Gerente de Conhecimento e Parcerias Estratégicas da Microinsurance Network — uma associação sem fins lucrativos baseada em Luxemburgo —, Pedro Pinheiro acompanha de perto a demanda e os desafios da implementação de seguros mais inclusivos no mundo. Desde 2012, ele participa ativamente de discussões que envolvem a evolução do microsseguro no Brasil, modalidade que, naquela época, já estava atrelada à agenda de sustentabilidade do setor.
Segundo ele, alguns produtos inclusivos já consolidados em mercados relativamente similares, como o da África do Sul, continuam tendo potencial no Brasil, como o seguro funeral. “É uma boa alternativa para o País, pois não custa tão caro e oferece proteção num momento difícil para a família, quando o gasto é substancial”.
Pequenas apólices de seguro saúde, que não cobrem necessariamente o atendimento médico, mas que ajudem famílias a se manter financeiramente enquanto algum parente está em internação hospitalar, são comercializadas na Europa e podem ser uma opção de produto também no Brasil.

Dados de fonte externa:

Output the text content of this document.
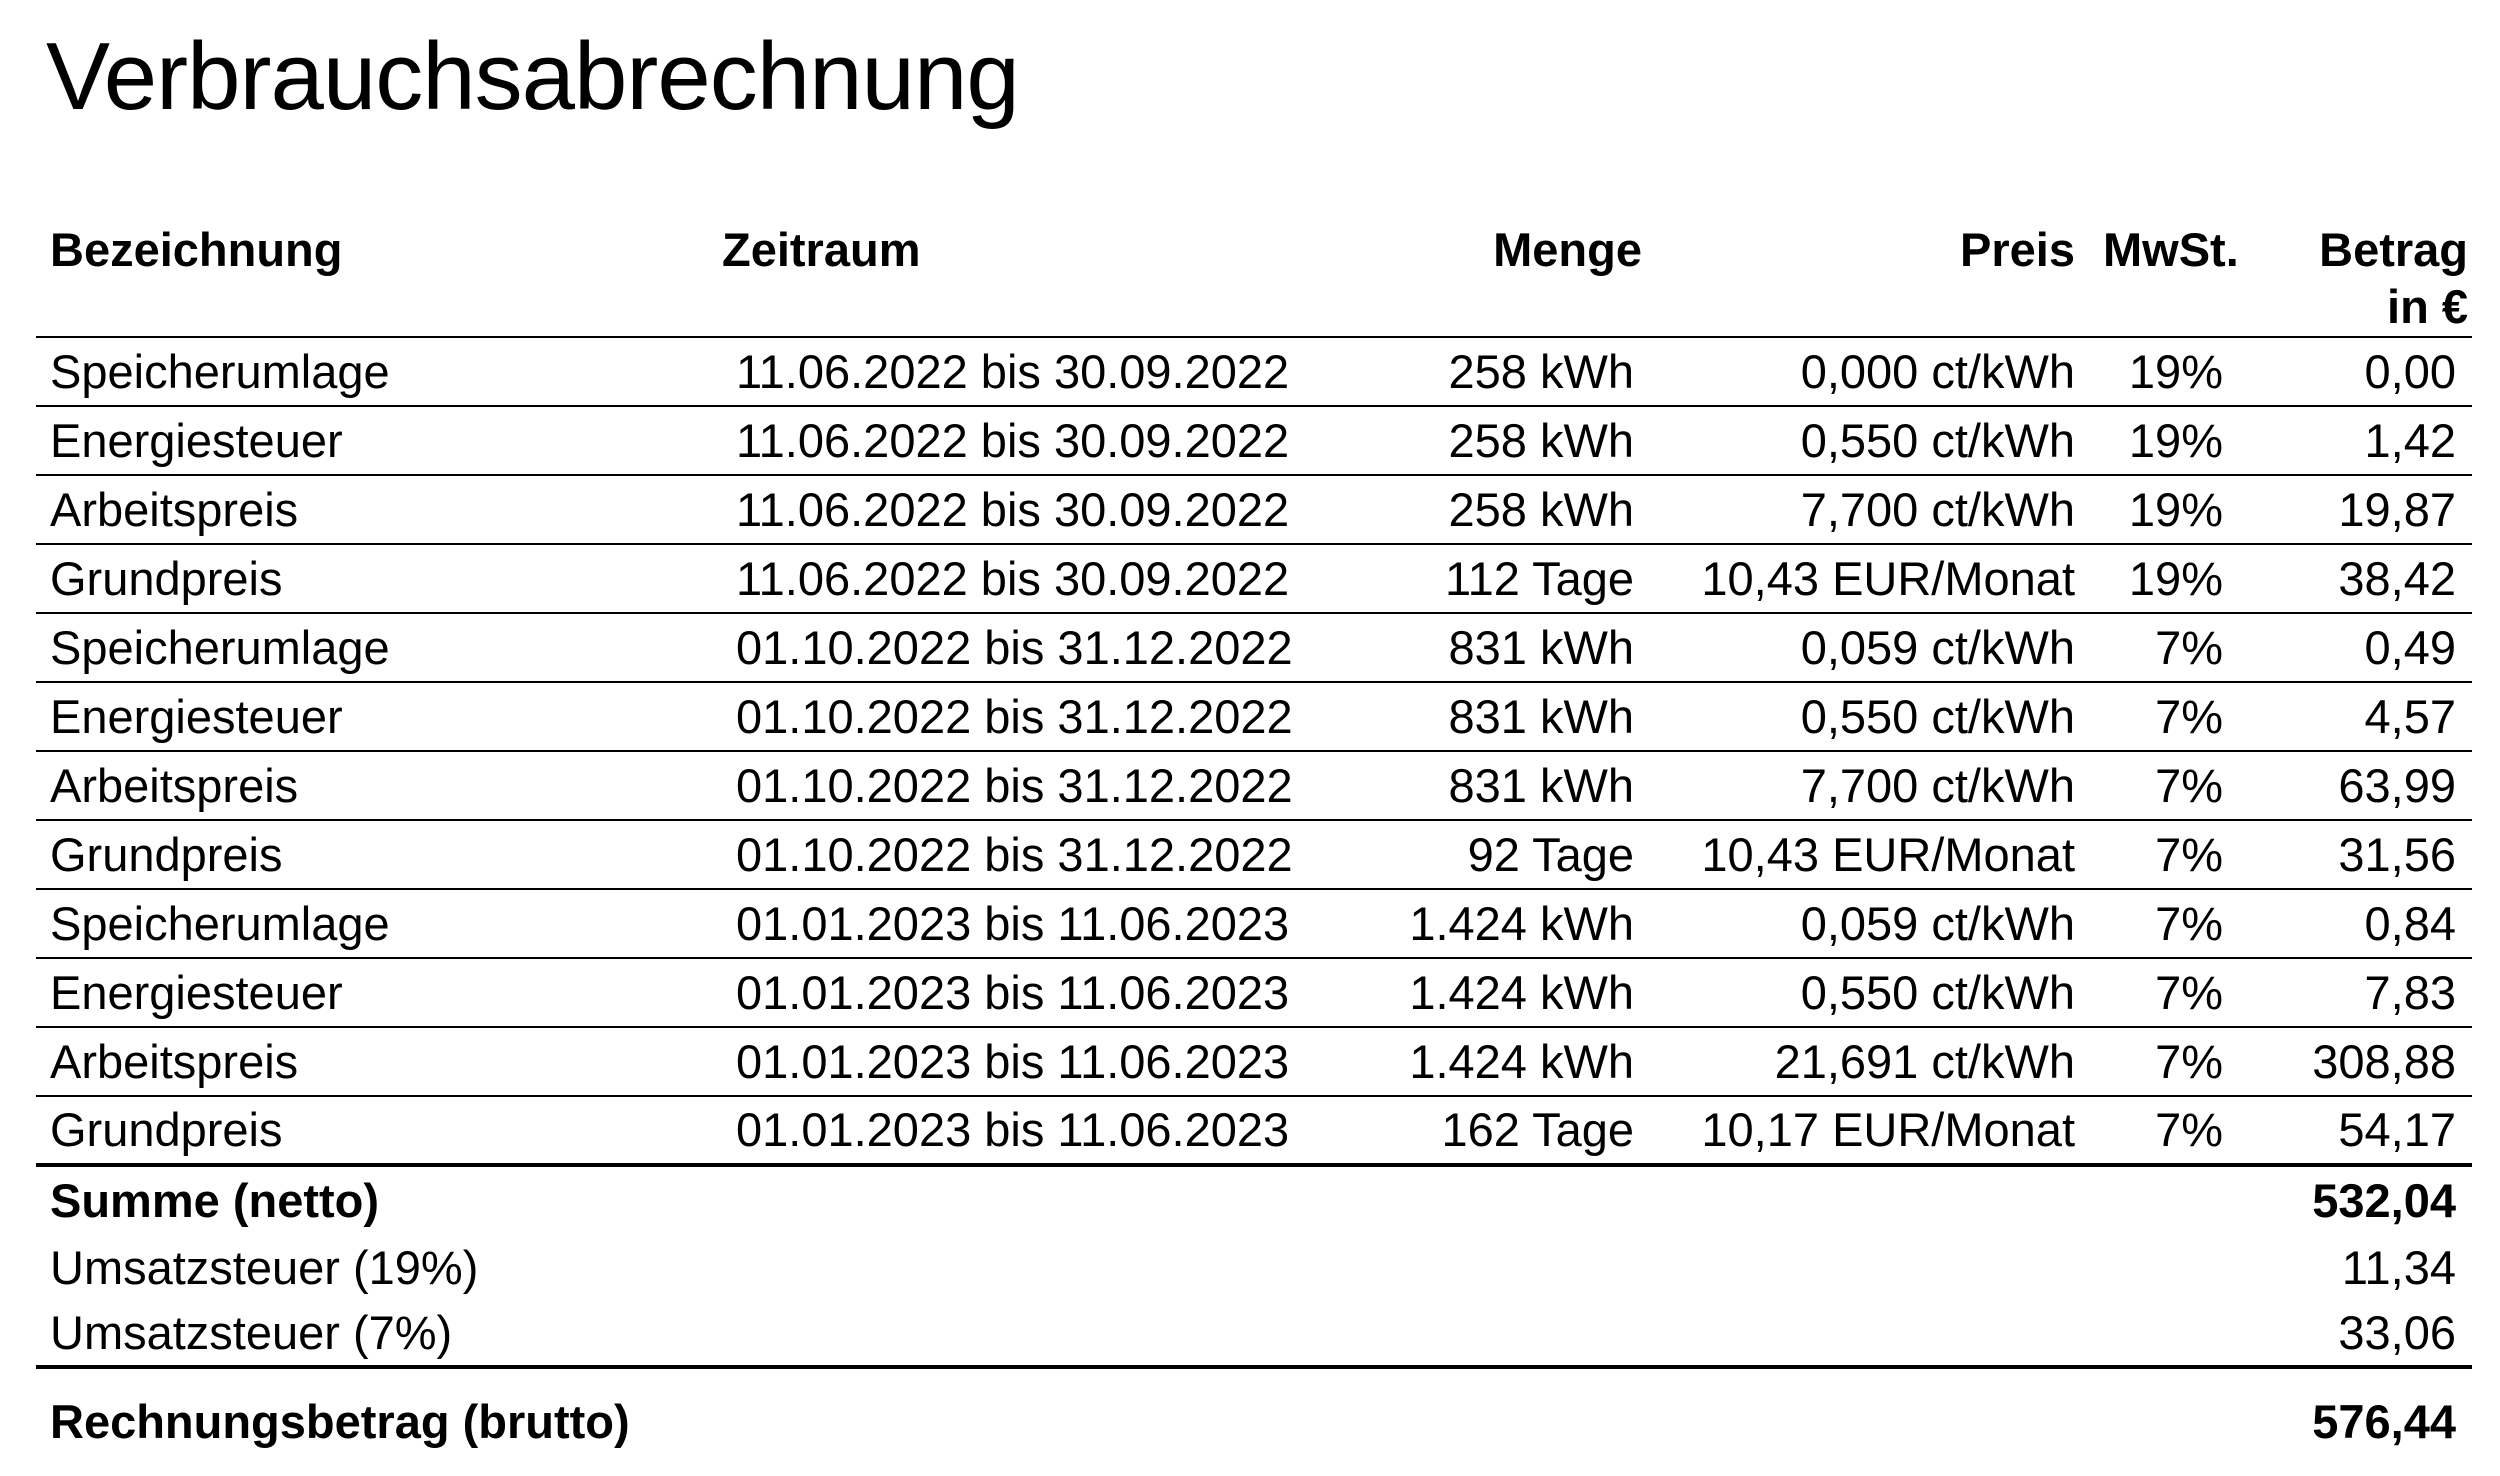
Verbrauchsabrechnung
Bezeichnung	Zeitraum	Menge	Preis	MwSt.	Betrag
in €
Speicherumlage	11.06.2022 bis 30.09.2022	258 kWh	0,000 ct/kWh	19%	0,00
Energiesteuer	11.06.2022 bis 30.09.2022	258 kWh	0,550 ct/kWh	19%	1,42
Arbeitspreis	11.06.2022 bis 30.09.2022	258 kWh	7,700 ct/kWh	19%	19,87
Grundpreis	11.06.2022 bis 30.09.2022	112 Tage	10,43 EUR/Monat	19%	38,42
Speicherumlage	01.10.2022 bis 31.12.2022	831 kWh	0,059 ct/kWh	7%	0,49
Energiesteuer	01.10.2022 bis 31.12.2022	831 kWh	0,550 ct/kWh	7%	4,57
Arbeitspreis	01.10.2022 bis 31.12.2022	831 kWh	7,700 ct/kWh	7%	63,99
Grundpreis	01.10.2022 bis 31.12.2022	92 Tage	10,43 EUR/Monat	7%	31,56
Speicherumlage	01.01.2023 bis 11.06.2023	1.424 kWh	0,059 ct/kWh	7%	0,84
Energiesteuer	01.01.2023 bis 11.06.2023	1.424 kWh	0,550 ct/kWh	7%	7,83
Arbeitspreis	01.01.2023 bis 11.06.2023	1.424 kWh	21,691 ct/kWh	7%	308,88
Grundpreis	01.01.2023 bis 11.06.2023	162 Tage	10,17 EUR/Monat	7%	54,17
Summe (netto)					532,04
Umsatzsteuer (19%)					11,34
Umsatzsteuer (7%)					33,06
Rechnungsbetrag (brutto)					576,44
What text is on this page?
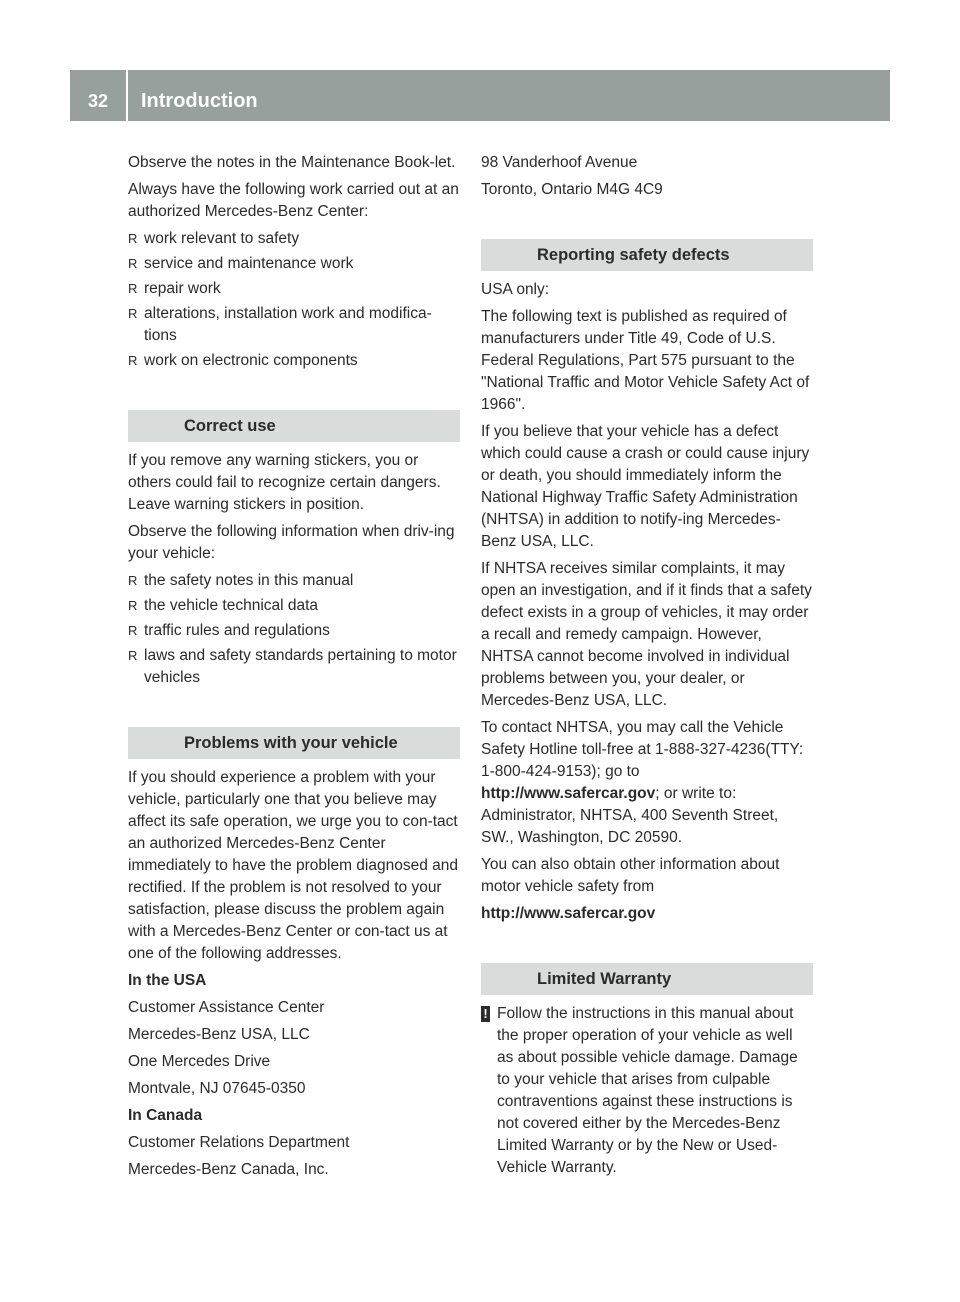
32	Introduction

Observe the notes in the Maintenance Book-let.

Always have the following work carried out at an authorized Mercedes-Benz Center:

R work relevant to safety
R service and maintenance work
R repair work
R alterations, installation work and modifica-tions
R work on electronic components
Correct use

If you remove any warning stickers, you or others could fail to recognize certain dangers. Leave warning stickers in position.

Observe the following information when driv-ing your vehicle:

R the safety notes in this manual
R the vehicle technical data
R traffic rules and regulations
R laws and safety standards pertaining to motor vehicles
Problems with your vehicle

If you should experience a problem with your vehicle, particularly one that you believe may affect its safe operation, we urge you to con-tact an authorized Mercedes-Benz Center immediately to have the problem diagnosed and rectified. If the problem is not resolved to your satisfaction, please discuss the problem again with a Mercedes-Benz Center or con-tact us at one of the following addresses.

In the USA

Customer Assistance Center

Mercedes-Benz USA, LLC

One Mercedes Drive

Montvale, NJ 07645-0350

In Canada

Customer Relations Department

Mercedes-Benz Canada, Inc.

98 Vanderhoof Avenue

Toronto, Ontario M4G 4C9

Reporting safety defects

USA only:

The following text is published as required of manufacturers under Title 49, Code of U.S. Federal Regulations, Part 575 pursuant to the "National Traffic and Motor Vehicle Safety Act of 1966".

If you believe that your vehicle has a defect which could cause a crash or could cause injury or death, you should immediately inform the National Highway Traffic Safety Administration (NHTSA) in addition to notify-ing Mercedes-Benz USA, LLC.

If NHTSA receives similar complaints, it may open an investigation, and if it finds that a safety defect exists in a group of vehicles, it may order a recall and remedy campaign. However, NHTSA cannot become involved in individual problems between you, your dealer, or Mercedes-Benz USA, LLC.

To contact NHTSA, you may call the Vehicle Safety Hotline toll-free at 1-888-327-4236(TTY: 1-800-424-9153); go to http://www.safercar.gov; or write to: Administrator, NHTSA, 400 Seventh Street, SW., Washington, DC 20590.

You can also obtain other information about motor vehicle safety from

http://www.safercar.gov

Limited Warranty
! Follow the instructions in this manual about the proper operation of your vehicle as well as about possible vehicle damage. Damage to your vehicle that arises from culpable contraventions against these instructions is not covered either by the Mercedes-Benz Limited Warranty or by the New or Used-Vehicle Warranty.
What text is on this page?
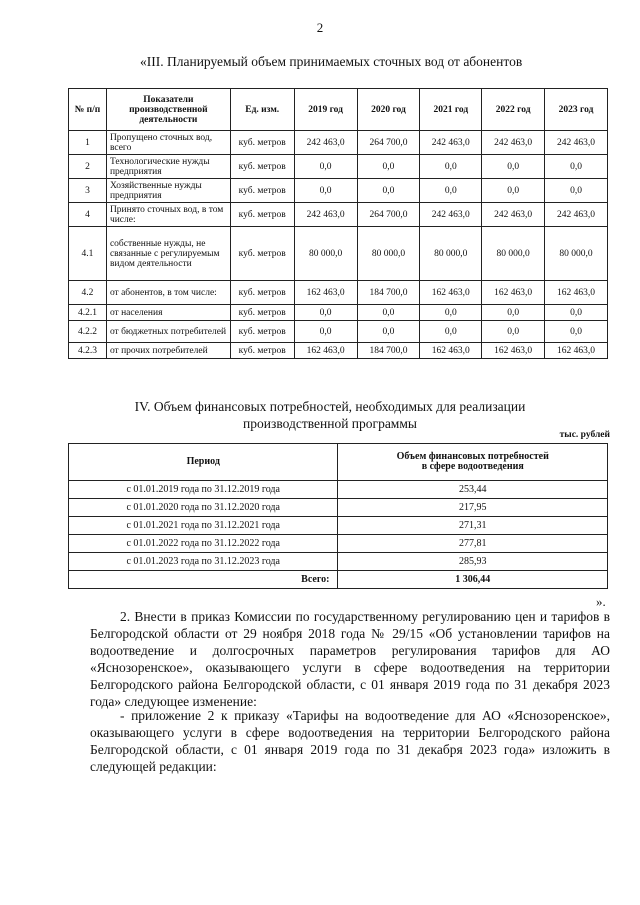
2
«III. Планируемый объем принимаемых сточных вод от абонентов
№ п/п	Показатели производственной деятельности	Ед. изм.	2019 год	2020 год	2021 год	2022 год	2023 год
1	Пропущено сточных вод, всего	куб. метров	242 463,0	264 700,0	242 463,0	242 463,0	242 463,0
2	Технологические нужды предприятия	куб. метров	0,0	0,0	0,0	0,0	0,0
3	Хозяйственные нужды предприятия	куб. метров	0,0	0,0	0,0	0,0	0,0
4	Принято сточных вод, в том числе:	куб. метров	242 463,0	264 700,0	242 463,0	242 463,0	242 463,0
4.1	собственные нужды, не связанные с регулируемым видом деятельности	куб. метров	80 000,0	80 000,0	80 000,0	80 000,0	80 000,0
4.2	от абонентов, в том числе:	куб. метров	162 463,0	184 700,0	162 463,0	162 463,0	162 463,0
4.2.1	от населения	куб. метров	0,0	0,0	0,0	0,0	0,0
4.2.2	от бюджетных потребителей	куб. метров	0,0	0,0	0,0	0,0	0,0
4.2.3	от прочих потребителей	куб. метров	162 463,0	184 700,0	162 463,0	162 463,0	162 463,0
IV. Объем финансовых потребностей, необходимых для реализации
производственной программы
тыс. рублей
Период	Объем финансовых потребностей
в сфере водоотведения

с 01.01.2019 года по 31.12.2019 года	253,44
с 01.01.2020 года по 31.12.2020 года	217,95
с 01.01.2021 года по 31.12.2021 года	271,31
с 01.01.2022 года по 31.12.2022 года	277,81
с 01.01.2023 года по 31.12.2023 года	285,93
Всего:	1 306,44
».
2. Внести в приказ Комиссии по государственному регулированию цен и тарифов в Белгородской области от 29 ноября 2018 года № 29/15 «Об установлении тарифов на водоотведение и долгосрочных параметров регулирования тарифов для АО «Яснозоренское», оказывающего услуги в сфере водоотведения на территории Белгородского района Белгородской области, с 01 января 2019 года по 31 декабря 2023 года» следующее изменение:
- приложение 2 к приказу «Тарифы на водоотведение для АО «Яснозоренское», оказывающего услуги в сфере водоотведения на территории Белгородского района Белгородской области, с 01 января 2019 года по 31 декабря 2023 года» изложить в следующей редакции:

“Pesquisa recente da Febraban apontou que 55% dos brasileiros têm baixo entendimento sobre educação financeira. Entre as que têm mais de 80 anos, esse índice chega a 85%. O seguro não é compreendido de forma imediata para mais da metade da população”, pontua.
EXEMPLO DA ESPANHA
Entre as experiências globais ligadas diretamente aos riscos climáticos, a da Espanha é a que mais chama atenção: lá existe o Consórcio de Compensação de Seguros (CCS), entidade pública que funciona como seguradora de catástrofes, agregando riscos extraordinários não cobertos pelas seguradoras privadas, como os causados por desastres naturais. A proteção é garantida por meio de sobretaxas obrigatórias cobradas sobre as apólices de seguros.
“Quase 80% das residências estão seguradas na Espanha e, dos 33,4 milhões de veículos do país, 25,7 milhões têm proteção de para-brisa, que é particularmente útil contra granizo e galhos em tempestades de vento. A sobretaxa CCS aplica-se praticamente a todas as apólices emitidas na Espanha. Portanto, a proteção contra inundações, tempestades, terramotos e erupções vulcânicas é muito abrangente”, explica o secretário-geral da União Espanhola de Entidades de Seguros e Resseguros (Unespa), Luis Miguel Avalos.
Market Head Brazil & Southern Cone da Swiss Re, Juliana Alvez considera o gap de proteção uma realidade universal que, no Brasil, manifesta-se de maneira particularmente preocupante. “Dados do Swiss Re Institute apontam que apenas 43% das perdas econômicas globais causadas por catástrofes naturais estavam seguradas no ano passado. No Brasil, a CNseg estima que cerca de 95% das perdas relacionadas a desastres naturais não têm cobertura de seguros”, acrescenta.